Die letzten Mails, die eingegangen waren, beschäftigten sich mit der Umsetzung des Notfallplans. Es war Sonjas Statusbericht und ein Update dazu, welche weiteren Schritte folgen würden.

Von Nina bekam er News-Updates. Sie würde noch an ihrer Form arbeiten müsste, dachte Karl während er las und am Kaffee nippte, es war aber auf jeden Fall mehr als ausreichend, um über die Entwicklungen, die sich ergeben hatten eine guten Überblick zu bekommen. Zu gerne hätte Karl gelesen, welche Beiträge für den Brennpunkt am Abend schon geplant waren und welche Hintergründe bekannt geworden waren. Das musste aber warten. Von Viola war noch keine Nachricht in seinem Postfach. So würde es wahrscheinlich auch für die nächsten drei Stunden bleiben. Zumindest so lange, bis Karls Smartphone und Laptop wieder, in Symbiose, auf die Verbindungen zum Internet zugreifen konnten.

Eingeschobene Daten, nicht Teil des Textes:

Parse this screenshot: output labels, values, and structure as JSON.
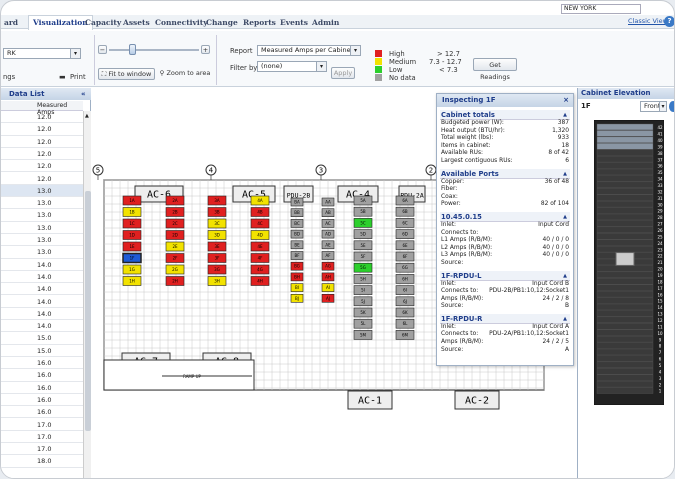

Karl machte noch ein paar Notizen, legte einige Aufgaben an und scrollte durch die anderen Nachrichten, die sich in den letzten Tagen ungelesen in seinem Postfach angesammelt hatten. Sie hatten an Priorität, Bedeutung und Aktualität allesamt verloren. Nutzlos waren sie nicht, aber sie halfen Karl nicht, mit der Situation anders umzugehen und beschäftigten sich mit Themen, die er zu einem späteren Zeitpunkt würde bearbeiten müssen. Karl liebte Projekte und mochte es, sie zu managen, seine journalistische Arbeit war dadurch aber in den letzten Monaten auf ein Minimum gesunken. Er hatte es immer gemocht, an vorderster Front dabei zu sein, von der Kamera begleitet und ganz nah dran an den Geschehnissen, die sich entwickelten. Er hatte schon verschiedene Krisenherde auf dieser Welt mit begleitet und dabei auch viel Kummer gesehen. Es hatte ihn immer berührt, aber Karl auch angespornt, sein Bestes zu geben. Wenn er seinen Job als Journalist gut machte, dann lag ihm auch die Macht zu Füßen, auf die Geschehnisse der Welt mit einzuwirken. Und so dazu beizutragen, dass die Menschen, die den meisten Kummer erlitten, davon erlöst und geheilt wurden. Diesen Ethos hatte er nicht gelernt. Es war sein ganz eigene Überzeugung und er war stolz darauf.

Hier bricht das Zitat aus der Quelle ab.